Years later, as a man, he remembered sneaking into Heinrichs private cabinet. Books of black and white magic lined the sides but most prominent was a carton of surgical instruments standing on a table. In it lay a fine scalpel. More of a lazaret than an occult chamber young Oscarovich concluded later that Heinrich mostly had helped the locals in all their pains. It was a sad room whose owner ended up having an even sadder story. As someone else would later write: “It was a room which if dwelled upon could make you end up full of strange, diffuse compassions and which would lead you to believe that it might be a good idea to wipe out the whole human race and start again with amoebas.”
Photography has always been an act of supression: the first photo of a person did not show the cobbler but his patron it sure did.
Four years before Oppenheimers atom bomb would lighten up the sky young Oscarovich found himself on a traincart. He and his family were participating in a process known as deportation. It was 1941. A german dictator with a loud voice and even louder mustache decided that he had enough of the Soviet Union. The Soviet Union in turn decided it had enough of a hundred thousand Caucasus Germans. So every one of them had to leave. Everyone who was not married to a georgian.
It was a time in which humanity engaged in its favorite pastime: oppressing the other. The Caucasus Germans found themselves on a ferry in the Caspian sea hailing from Baku. But where that ferry was going even the ferrymen did not know. As someone else would later write:
“For two months ethnic Germans from the Caucasus were pointlessly dragged back and forth on the Caspian Sea, and more people, especially children, were dying of starvation. They were just thrown overboard. My four-year-old son was thrown there as well. My other son, seven years of age, saw that. He grabbed my skirt and begged me with tears in his eyes: ‚Mummy, don’t let them throw me in the water. I beg you, leave me alive, and I will always be with you and take care of you when I grow up’… I always cry when I remember that he also died of starvation and was thrown overboard, which he feared so much.”
Heinrich, young Oscarovichs grandfather, was not there to witness this. Four years before this he vanished.

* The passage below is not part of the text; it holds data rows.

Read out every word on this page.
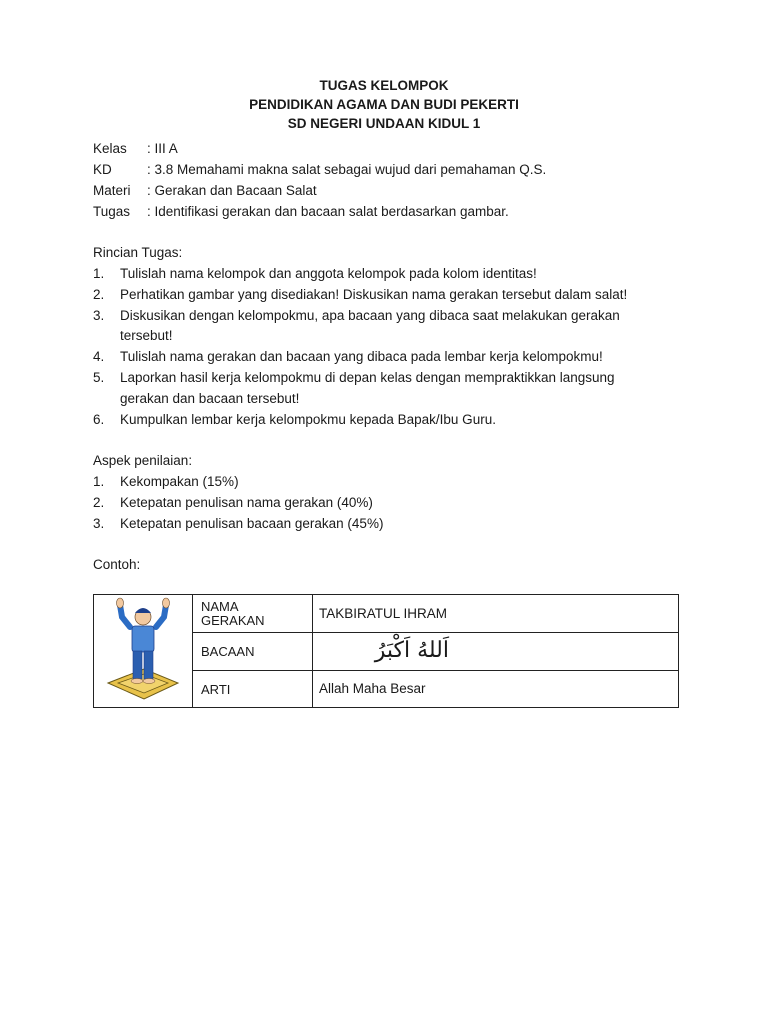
TUGAS KELOMPOK
PENDIDIKAN AGAMA DAN BUDI PEKERTI
SD NEGERI UNDAAN KIDUL 1
Kelas : III A
KD	: 3.8 Memahami makna salat sebagai wujud dari pemahaman Q.S.
Materi : Gerakan dan Bacaan Salat
Tugas : Identifikasi gerakan dan bacaan salat berdasarkan gambar.
Rincian Tugas:
1. Tulislah nama kelompok dan anggota kelompok pada kolom identitas!
2. Perhatikan gambar yang disediakan! Diskusikan nama gerakan tersebut dalam salat!
3. Diskusikan dengan kelompokmu, apa bacaan yang dibaca saat melakukan gerakan
tersebut!
4. Tulislah nama gerakan dan bacaan yang dibaca pada lembar kerja kelompokmu!
5. Laporkan hasil kerja kelompokmu di depan kelas dengan mempraktikkan langsung
gerakan dan bacaan tersebut!
6. Kumpulkan lembar kerja kelompokmu kepada Bapak/Ibu Guru.
Aspek penilaian:
1. Kekompakan (15%)
2. Ketepatan penulisan nama gerakan (40%)
3. Ketepatan penulisan bacaan gerakan (45%)
Contoh:
NAMA
GERAKAN	TAKBIRATUL IHRAM
BACAAN	اَللهُ اَكْبَرُ
ARTI	Allah Maha Besar
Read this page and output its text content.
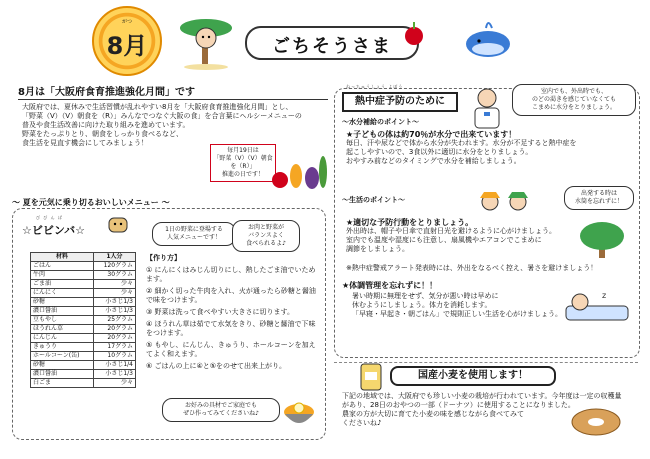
がつ
8月	ごちそうさま
8月は「大阪府食育推進強化月間」です
大阪府では、夏休みで生活習慣が乱れやすい8月を「大阪府食育推進強化月間」とし、
「野菜（V）（V）朝食を（R）」みんなでつなぐ大阪の食」を合言葉にヘルシーメニューの
普及や食生活改善に向けた取り組みを進めています。
野菜をたっぷりとり、朝食をしっかり食べるなど、
食生活を見直す機会にしてみましょう！
毎月19日は
「野菜（V）（V）朝食を（R）」
推進の日です！
～ 夏を元気に乗り切るおいしいメニュー ～
び び ん ば
☆ビビンバ☆	1日の野菜に登場する
人気メニューです！
お肉と野菜が
バランスよく
食べられるよ♪
材料	1人分
ごはん	120グラム
牛肉	30グラム
ごま油	少々
にんにく	少々
砂糖	小さじ1/3
濃口醤油	小さじ1/3
豆もやし	25グラム
ほうれん草	20グラム
にんじん	20グラム
きゅうり	17グラム
ホールコーン(缶)	10グラム
砂糖	小さじ1/4
濃口醤油	小さじ1/3
白ごま	少々
【作り方】
① にんにくはみじん切りにし、熱したごま油でいためます。
② 細かく切った牛肉を入れ、火が通ったら砂糖と醤油で味をつけます。
③ 野菜は洗って食べやすい大きさに切ります。
④ ほうれん草は茹でて水気をきり、砂糖と醤油で下味をつけます。
⑤ もやし、にんじん、きゅうり、ホールコーンを加えてよく和えます。
⑥ ごはんの上に④と⑤をのせて出来上がり。
お好みの具材でご家庭でも
ぜひ作ってみてくださいね♪
ねっちゅうしょう よぼう
熱中症予防のために
室内でも、外出時でも、
のどの渇きを感じていなくても
こまめに水分をとりましょう。
〜水分補給のポイント〜
★子どもの体は約70％が水分で出来ています！
毎日、汗や尿などで体から水分が失われます。水分が不足すると熱中症を
起こしやすいので、3食以外に適切に水分をとりましょう。
おやすみ前などのタイミングで水分を補給しましょう。
〜生活のポイント〜
出発する時は
水筒を忘れずに！
★適切な予防行動をとりましょう。
外出時は、帽子や日傘で直射日光を避けるように心がけましょう。
室内でも温度や湿度にも注意し、扇風機やエアコンでこまめに
調節をしましょう。
※熱中症警戒アラート発表時には、外出をなるべく控え、暑さを避けましょう！
★体調管理を忘れずに！！
暑い時期に無理をせず、気分が悪い時は早めに
休むようにしましょう。体力を消耗します。
「早寝・早起き・朝ごはん」で規則正しい生活を心がけましょう。
z
国産小麦を使用します！
下記の地域では、大阪府でも珍しい小麦の栽培が行われています。今年度は一定の収穫量
があり、28日のおやつの一部（ドーナツ）に使用することになりました。
農家の方が大切に育てた小麦の味を感じながら食べてみて
くださいね♪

In the 1950s Christine Josefova, Heinrichs wife, would find out about her husbands fate in a letter by the esteemed party commitee. The letter announced to her the commitees decision to rehabilitate Heinrich as well as his medical approbation.
In the same letter the commitee also regretted to inform her of Heinrichs passing. Unfortunately he had won the first prize in a political joke contest on the occasion of Lenin’s 1942 birthday in the prison of Tiflis. The nature of the prizes was as follows: the third prize granted the lucky winner three years of labor camp in honor of Lenin, the second prize extended the third prize to seven years in honor of Lenin, while the elusive first prize granted you a personal meeting with the man himself.